House Raises the Alarm over Nigeria’s 3.5% Annual Deforestation Rate


Damilola Oyedele in Abuja

The House of Representatives has expressed its worry at the annual deforestation rate in Nigeria, put at 3.5 per cent by the Food and Agricultural Organisation (FAO)’s 2015 Global Forest Resources Assessment, amounting to approximately 350,000 to 400,000 trees.

The once enviable forests around the country are in real danger of being wiped out, the House said. Experts also believe the various ongoing efforts by the government and private sector operators to adopt tree planting and re-afforestation initiatives have not adequately compensated for the rapid loss of forest cover.

Speaker of the House of Representatives, Hon. Yakubu Dogara speaking in Abuja Tuesday, recalled that Nigeria was once covered by extensive forests.

Dogara, who was represented by the Minority Leader, Hon. Leo Ogor, spoke at the hearing of the ad hoc committee investigating massive deforestation and corruption that has crippled the environment and its effect on climate change, where he added that deforestation has long been taken for granted, but now faces the threat of wiping out forest reserves.

“I dare say the figure is on the increase, especially with the coming of foreign merchants in search of ornate species of wood called Rosewood, which Nigeria is fortunate to be blessed with but is fast becoming a nightmare for the nation,” Dogara said.

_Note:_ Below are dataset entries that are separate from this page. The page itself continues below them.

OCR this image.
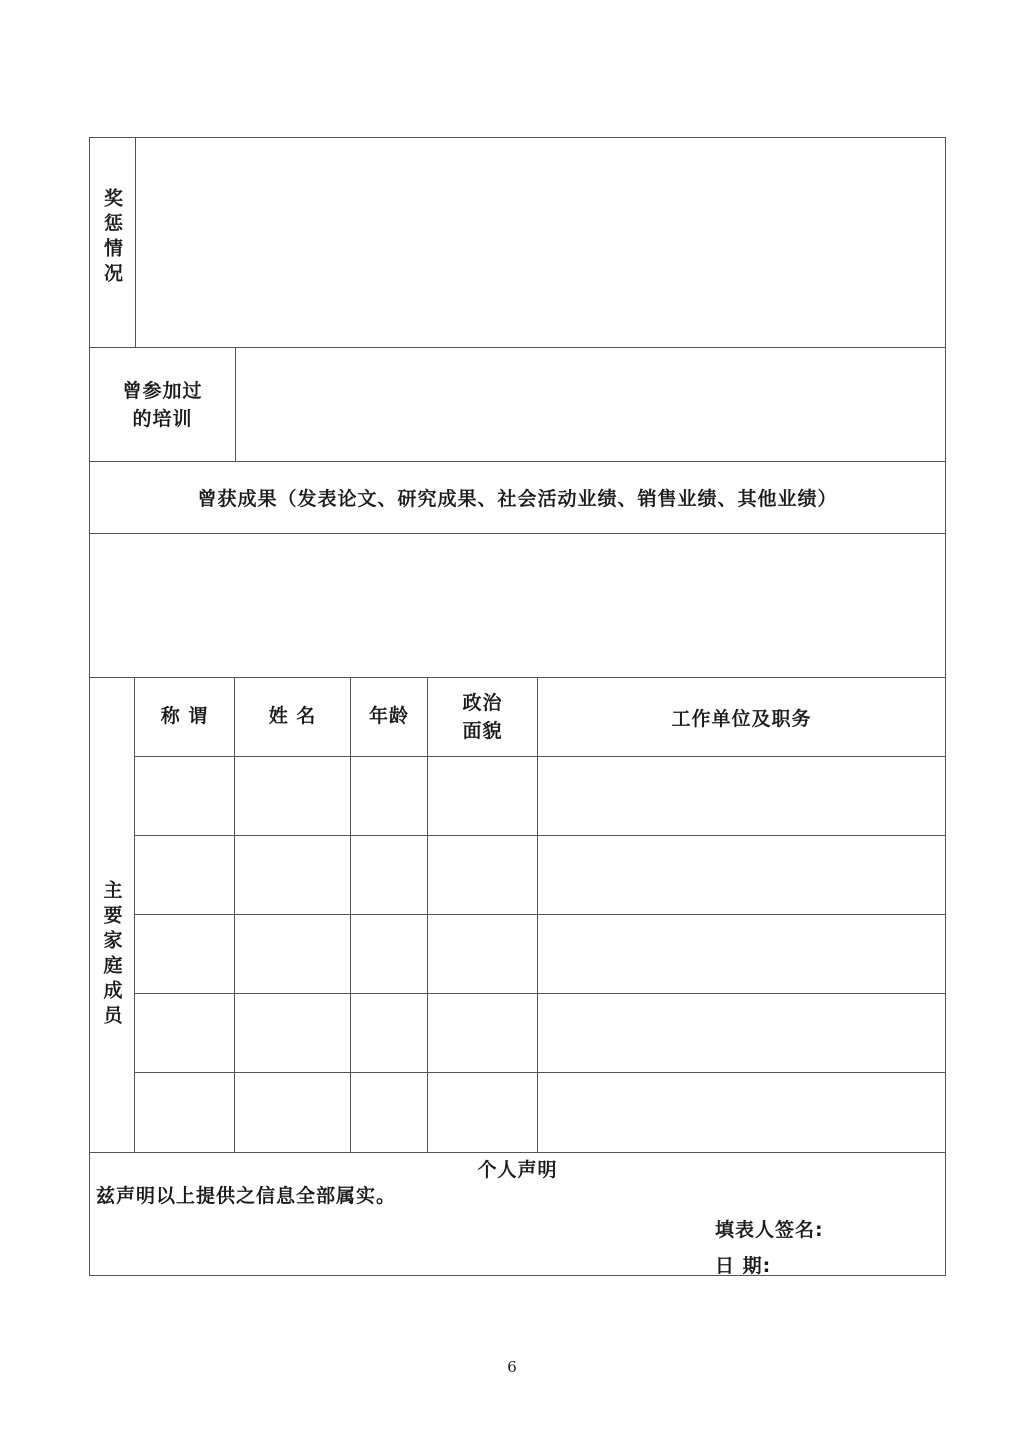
奖惩情况
曾参加过
的培训
曾获成果（发表论文、研究成果、社会活动业绩、销售业绩、其他业绩）
主要家庭成员
称 谓	姓 名	年龄
政治
面貌
工作单位及职务
个人声明
兹声明以上提供之信息全部属实。
填表人签名:
日 期:
6
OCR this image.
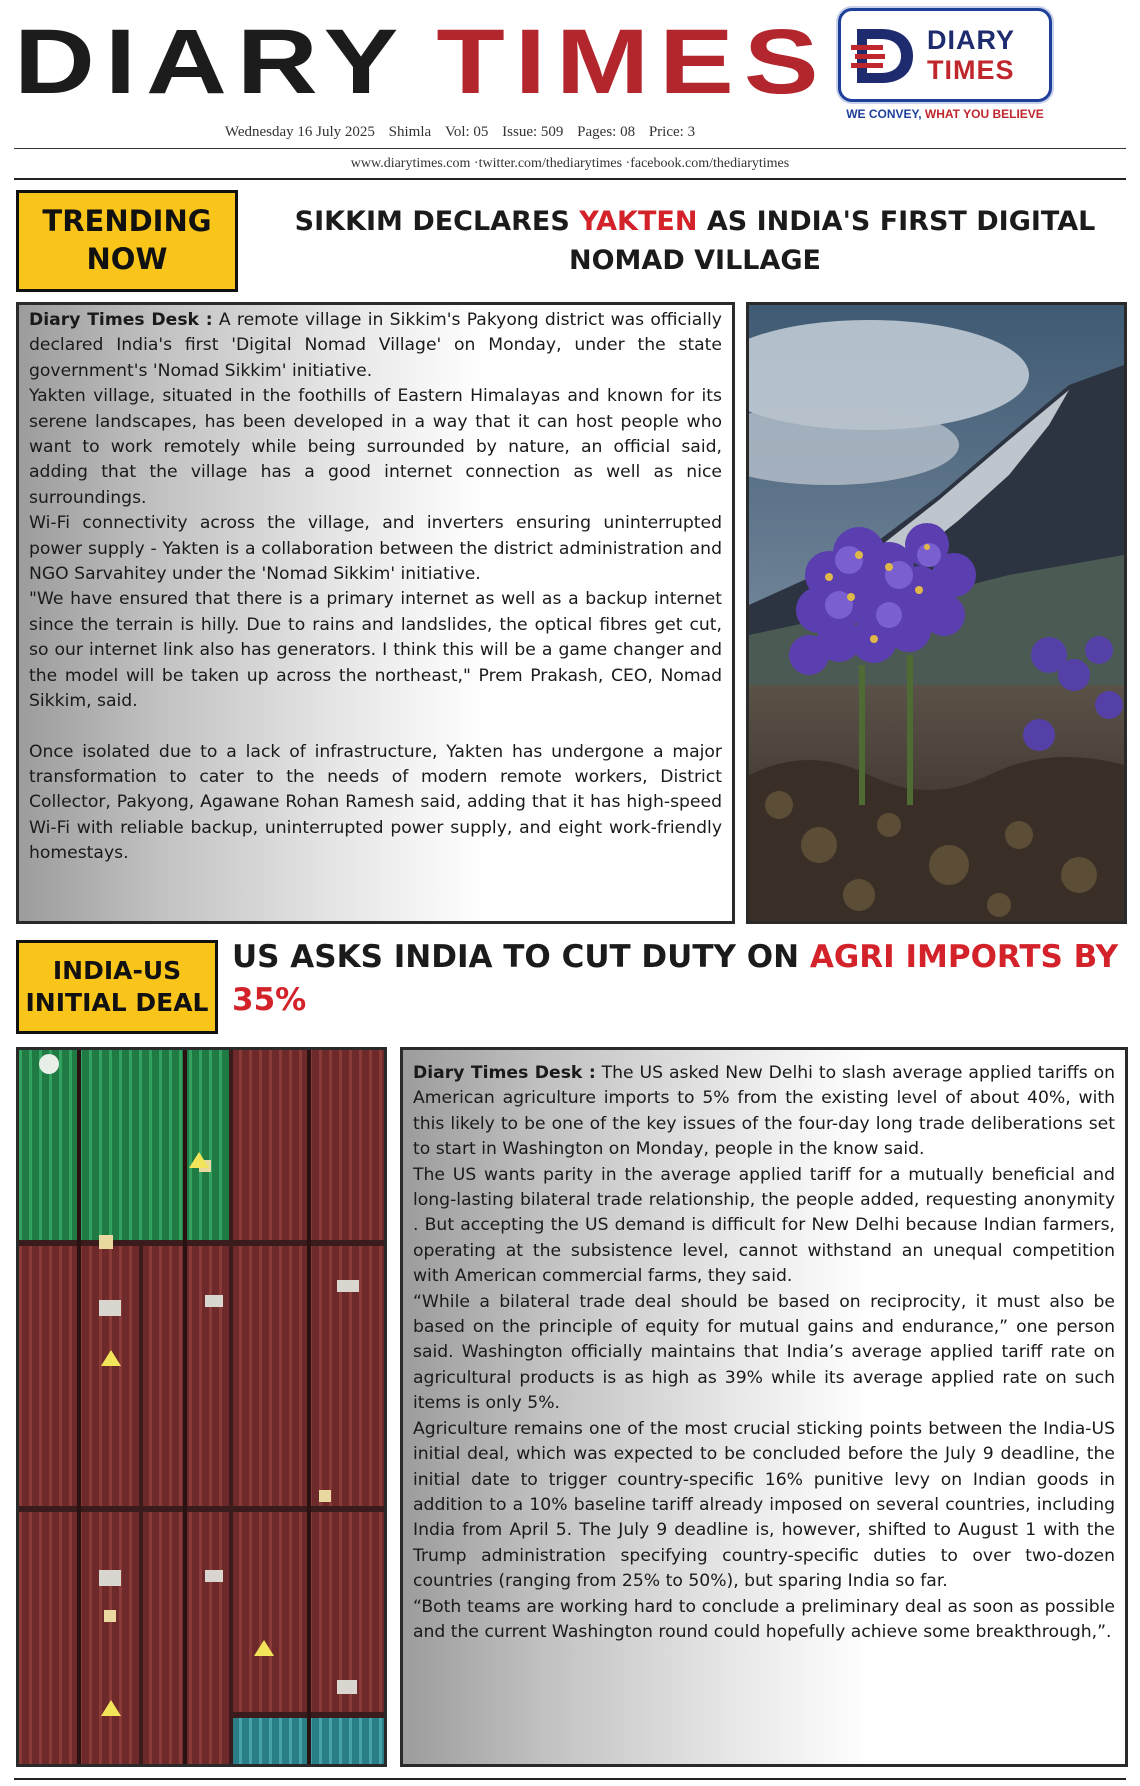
DIARY TIMES	DIARY
TIMES
WE CONVEY, WHAT YOU BELIEVE
Wednesday 16 July 2025 Shimla Vol: 05 Issue: 509 Pages: 08 Price: 3
www.diarytimes.com ·twitter.com/thediarytimes ·facebook.com/thediarytimes
TRENDING NOW
SIKKIM DECLARES YAKTEN AS INDIA'S FIRST DIGITAL NOMAD VILLAGE

Diary Times Desk : A remote village in Sikkim's Pakyong district was officially declared India's first 'Digital Nomad Village' on Monday, under the state government's 'Nomad Sikkim' initiative.

Yakten village, situated in the foothills of Eastern Himalayas and known for its serene landscapes, has been developed in a way that it can host people who want to work remotely while being surrounded by nature, an official said, adding that the village has a good internet connection as well as nice surroundings.

Wi-Fi connectivity across the village, and inverters ensuring uninterrupted power supply - Yakten is a collaboration between the district administration and NGO Sarvahitey under the 'Nomad Sikkim' initiative.

"We have ensured that there is a primary internet as well as a backup internet since the terrain is hilly. Due to rains and landslides, the optical fibres get cut, so our internet link also has generators. I think this will be a game changer and the model will be taken up across the northeast," Prem Prakash, CEO, Nomad Sikkim, said.

Once isolated due to a lack of infrastructure, Yakten has undergone a major transformation to cater to the needs of modern remote workers, District Collector, Pakyong, Agawane Rohan Ramesh said, adding that it has high-speed Wi-Fi with reliable backup, uninterrupted power supply, and eight work-friendly homestays.

INDIA-US INITIAL DEAL
US ASKS INDIA TO CUT DUTY ON AGRI IMPORTS BY 35%

Diary Times Desk : The US asked New Delhi to slash average applied tariffs on American agriculture imports to 5% from the existing level of about 40%, with this likely to be one of the key issues of the four-day long trade deliberations set to start in Washington on Monday, people in the know said.

The US wants parity in the average applied tariff for a mutually beneficial and long-lasting bilateral trade relationship, the people added, requesting anonymity . But accepting the US demand is difficult for New Delhi because Indian farmers, operating at the subsistence level, cannot withstand an unequal competition with American commercial farms, they said.

“While a bilateral trade deal should be based on reciprocity, it must also be based on the principle of equity for mutual gains and endurance,” one person said. Washington officially maintains that India’s average applied tariff rate on agricultural products is as high as 39% while its average applied rate on such items is only 5%.

Agriculture remains one of the most crucial sticking points between the India-US initial deal, which was expected to be concluded before the July 9 deadline, the initial date to trigger country-specific 16% punitive levy on Indian goods in addition to a 10% baseline tariff already imposed on several countries, including India from April 5. The July 9 deadline is, however, shifted to August 1 with the Trump administration specifying country-specific duties to over two-dozen countries (ranging from 25% to 50%), but sparing India so far.

“Both teams are working hard to conclude a preliminary deal as soon as possible and the current Washington round could hopefully achieve some breakthrough,”.
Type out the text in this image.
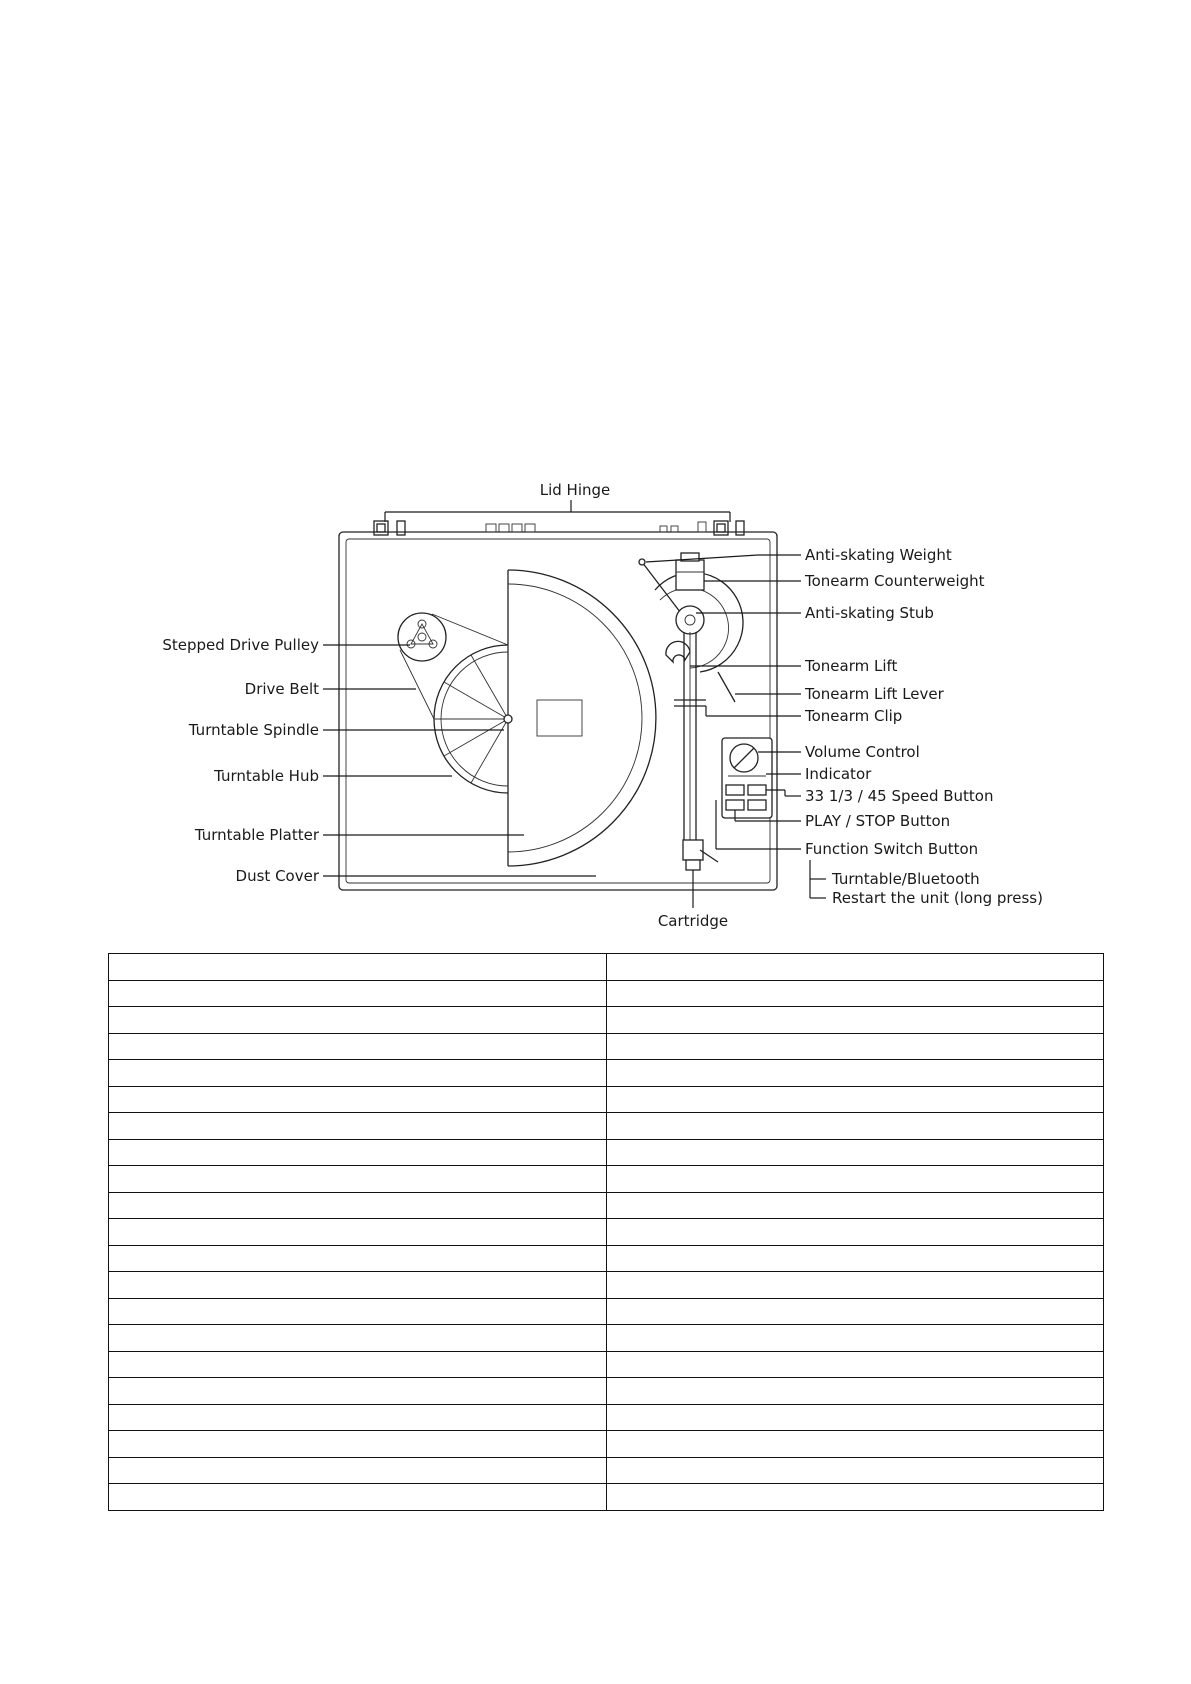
Stepped Drive Pulley
Drive Belt
Turntable Spindle
Turntable Hub
Turntable Platter
Dust Cover
Lid Hinge
Anti-skating Weight
Tonearm Counterweight
Anti-skating Stub
Tonearm Lift
Tonearm Lift Lever
Tonearm Clip
Volume Control
Indicator
33 1/3 / 45 Speed Button
PLAY / STOP Button
Function Switch Button
Turntable/Bluetooth
Restart the unit (long press)
Cartridge
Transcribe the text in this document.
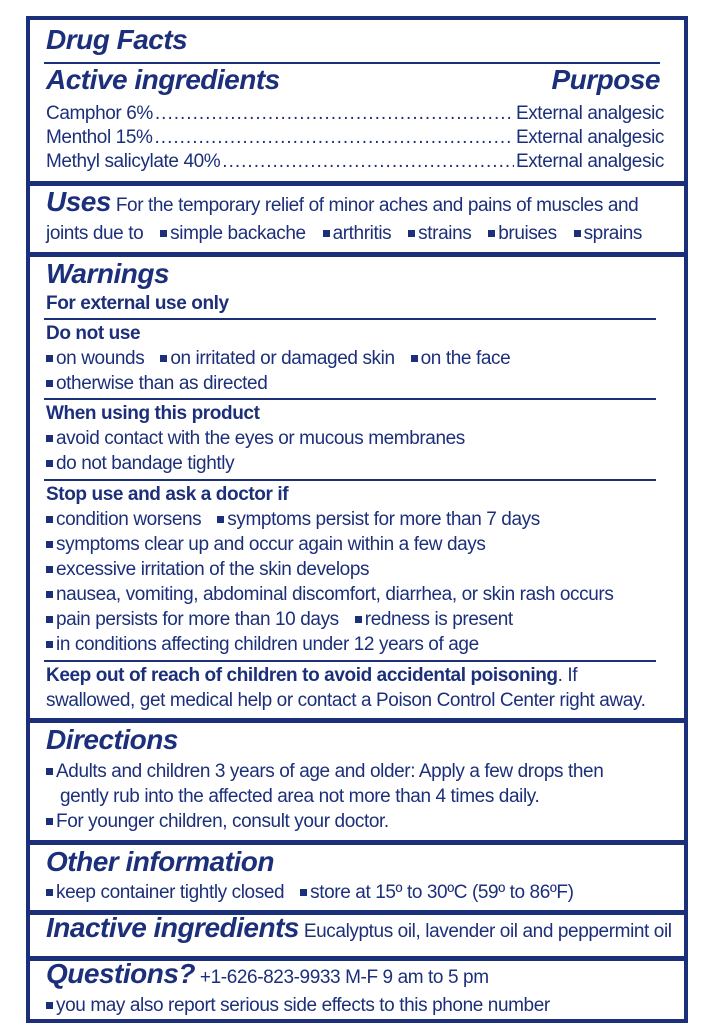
Drug Facts
Active ingredients	Purpose
Camphor 6% .....	External analgesic
Menthol 15% .....	External analgesic
Methyl salicylate 40% .....	External analgesic
Uses For the temporary relief of minor aches and pains of muscles and
joints due to simple backache arthritis strains bruises sprains
Warnings
For external use only
Do not use
on wounds on irritated or damaged skin on the face
otherwise than as directed
When using this product
avoid contact with the eyes or mucous membranes
do not bandage tightly
Stop use and ask a doctor if
condition worsens symptoms persist for more than 7 days
symptoms clear up and occur again within a few days
excessive irritation of the skin develops
nausea, vomiting, abdominal discomfort, diarrhea, or skin rash occurs
pain persists for more than 10 days redness is present
in conditions affecting children under 12 years of age
Keep out of reach of children to avoid accidental poisoning. If
swallowed, get medical help or contact a Poison Control Center right away.
Directions
Adults and children 3 years of age and older: Apply a few drops then
gently rub into the affected area not more than 4 times daily.
For younger children, consult your doctor.
Other information
keep container tightly closed store at 15º to 30ºC (59º to 86ºF)
Inactive ingredients Eucalyptus oil, lavender oil and peppermint oil
Questions? +1-626-823-9933 M-F 9 am to 5 pm
you may also report serious side effects to this phone number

“We were alarmed when the FAO reported that Nigeria’s present forest status is less than 5 per cent, well below the international recommended 25 per cent forest standard (afforestation). With this statistics, as a parliament of the people, we cannot continue to fold our hands and watch our nation being destroyed; we must all join hands to preserve our environment. It is our collective heritage and responsibility,” he added.

Dogara said the legislature is concerned with the manner of implementation of various Deforestation, Desertification, Afforestation and Reforestation projects by government at all levels without clear cut success.

These he listed to include projects such as the Sahara Great Green Wall Projects, the Clean Gas Cook and the Wonder bag Initiative, the Presidential Initiative on Afforestation, the UN-REDD+, the FCPF projects and several other local and international projects, which were intended to return Nigeria back to its status of a country with rich forests.

The Chairman of the Committee, Hon. Bede Eke in his address, said the nation’s rich forests and its forest reserves hold the key to take the nation out of the current economic recession and even its state of insecurity.
He lamented that the deforestation with its attendant adverse effects have caused challenges in the eco system, agriculture, health, environmental degradation, climate change, economy and security.

Proactive measures must therefore be taken to avert total destruction of Nigeria’s once enviable forest cover, Bede said.

“It is important to mention that the change agenda of the present administration anchored on transparency in public service and zero tolerance for corruption would amount to nothing if institutions and individuals continue to engage in business with impunity,” he said.

Bede added that strict adherence to the rules and regulations for doing business in Nigeria, whether for domestic use or export purposes, must be complied with by all.
“The rampant ransack and exploitation of our rich forests calls for serious examination of the desirability or otherwise of certain agencies, which from our view have failed the nation in its enforcement mandate,” he added.